East 116th Street · Mount Carmel · The Largest Italian Neighbourhood in America
Heritage guide for Italian-American descendants
| Location | Manhattan's Upper East Side, roughly 96th to 125th Streets east of Park Avenue |
| Peak population | ~100,000 Italian-Americans in the 1930s — the largest Italian neighbourhood in New York City |
| Primary origins | Northern Italy (early arrivals); later Sicilian, Neapolitan, Abruzzese |
| Key institution | Our Lady of Mount Carmel Church on 115th Street — still standing |
| Signature moment | The Feast of Our Lady of Mount Carmel (July) — still held annually |
| Today | Predominantly Latino (Puerto Rican and Mexican); the Italian community is largely gone |
When people think of Italian New York, they think of Mulberry Street in Little Italy or Arthur Avenue in the Bronx. But the largest Italian neighbourhood in New York City — at its peak, possibly the largest concentration of Italians outside Italy — was not in lower Manhattan or the Bronx. It was in East Harlem, on the blocks running east from Park Avenue between 96th and 125th Streets, centred on the corridor of East 116th Street that residents called Via Regale — the Royal Road.
At its peak in the 1930s, Italian Harlem held around 100,000 Italian-American residents, a number that dwarfed the population of Little Italy or any other Italian neighbourhood in New York. It was a city within a city, with its own commercial infrastructure, its own parish network, its own press, its own political machine, and its own internal geography of regional communities: the Neapolitans on one set of blocks, the Sicilians on another, the Abruzzese on a third.
Almost none of this survives. The Italian community of East Harlem dispersed more completely than any other New York Italian neighbourhood. A Puerto Rican population began arriving in the 1940s and expanded rapidly in the 1950s; the post-war Italian-American generation had the economic resources to move to the suburbs and did. By 1970 Italian Harlem was already a memory. By 1980 it had largely vanished from the map. The street that Italian Harlemnites called Via Regale is now Spanish Harlem — El Barrio — and the Italian presence is reduced to the annual Feast of Our Lady of Mount Carmel and a handful of red-sauce restaurants on 116th Street.
The spiritual centre of Italian Harlem was Our Lady of Mount Carmel Church at 448 East 115th Street, founded in 1884 as the first Italian national parish in New York. The church served the Neapolitan and Sicilian immigrant population of East Harlem for over a century and remains standing today, though the congregation that built it is gone.
The Feast of Our Lady of Mount Carmel, held annually in July, was the defining public event of Italian Harlem. The feast — which began in 1881, before the church was even built — is the procession of the statue of the Madonna through the streets of the neighbourhood, with the ritual of devotees carrying the heavy statue, pinning money to the dress of the icon, and celebrating the miracle-working power associated with Our Lady of Mount Carmel in Southern Italian Catholic tradition. The feast is still held annually at the church, though the neighbourhood that once surrounded it has changed beyond recognition.

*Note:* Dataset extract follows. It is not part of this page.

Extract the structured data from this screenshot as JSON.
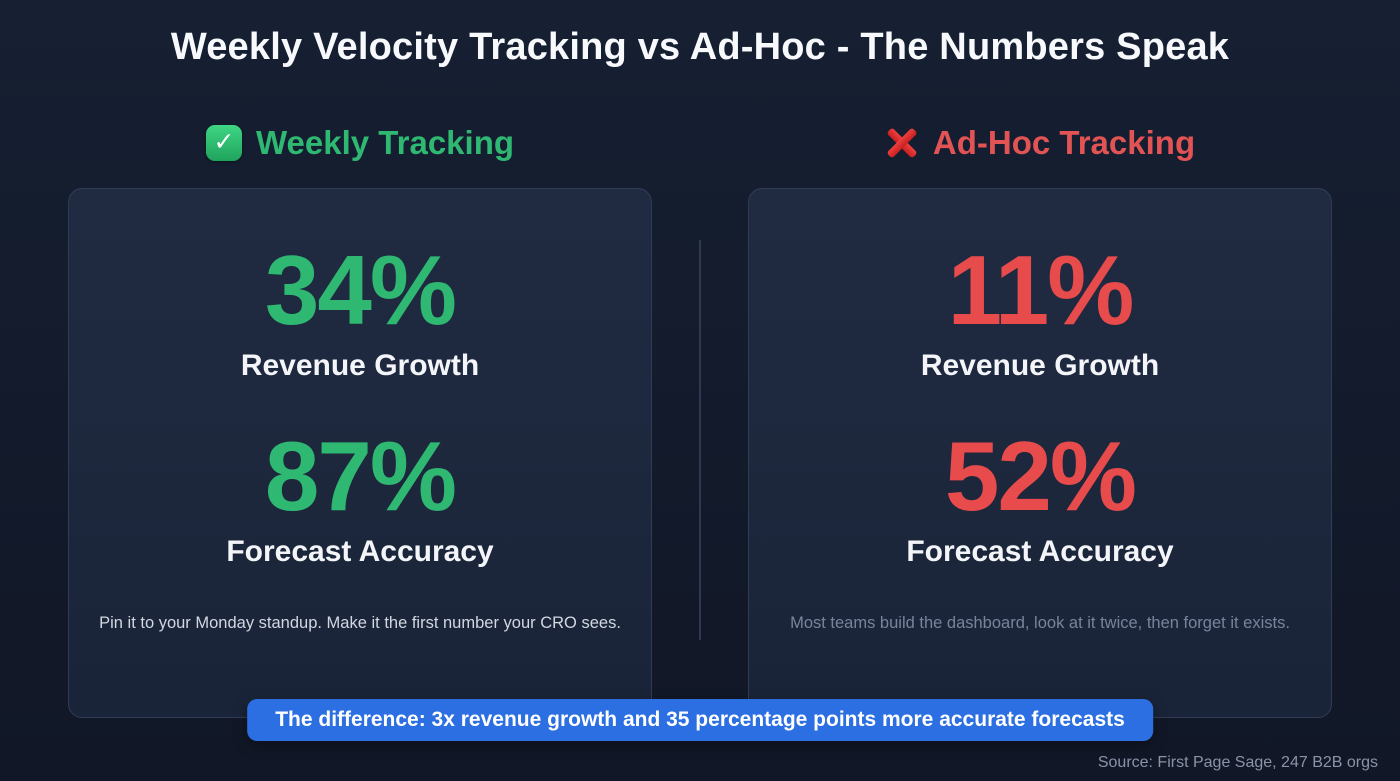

Robert Orsi's book The Madonna of 115th Street (1985) is the definitive historical account of Italian Harlem and the faith practices of the community — it remains the best way to understand what the neighbourhood was and what it meant to its inhabitants.
For descendants researching family history in Italian Harlem, the key starting points are: New York City Municipal Archives (birth, marriage, death records); US Census records (1900, 1910, 1920, 1930 census records showing East Harlem addresses); parish archives at Our Lady of Mount Carmel; and naturalization records at ancestry.com and the National Archives in New York City.
The Italian-specific resource is the originating comune — Italian Harlem families came predominantly from the regions of Campania, Sicily, Basilicata, and Abruzzo, and the specific home town is recorded on most naturalization papers and death certificates. Once you have the town name, Antenati (antenati.san.beniculturali.it) gives you access to digitized Italian civil records from 1809.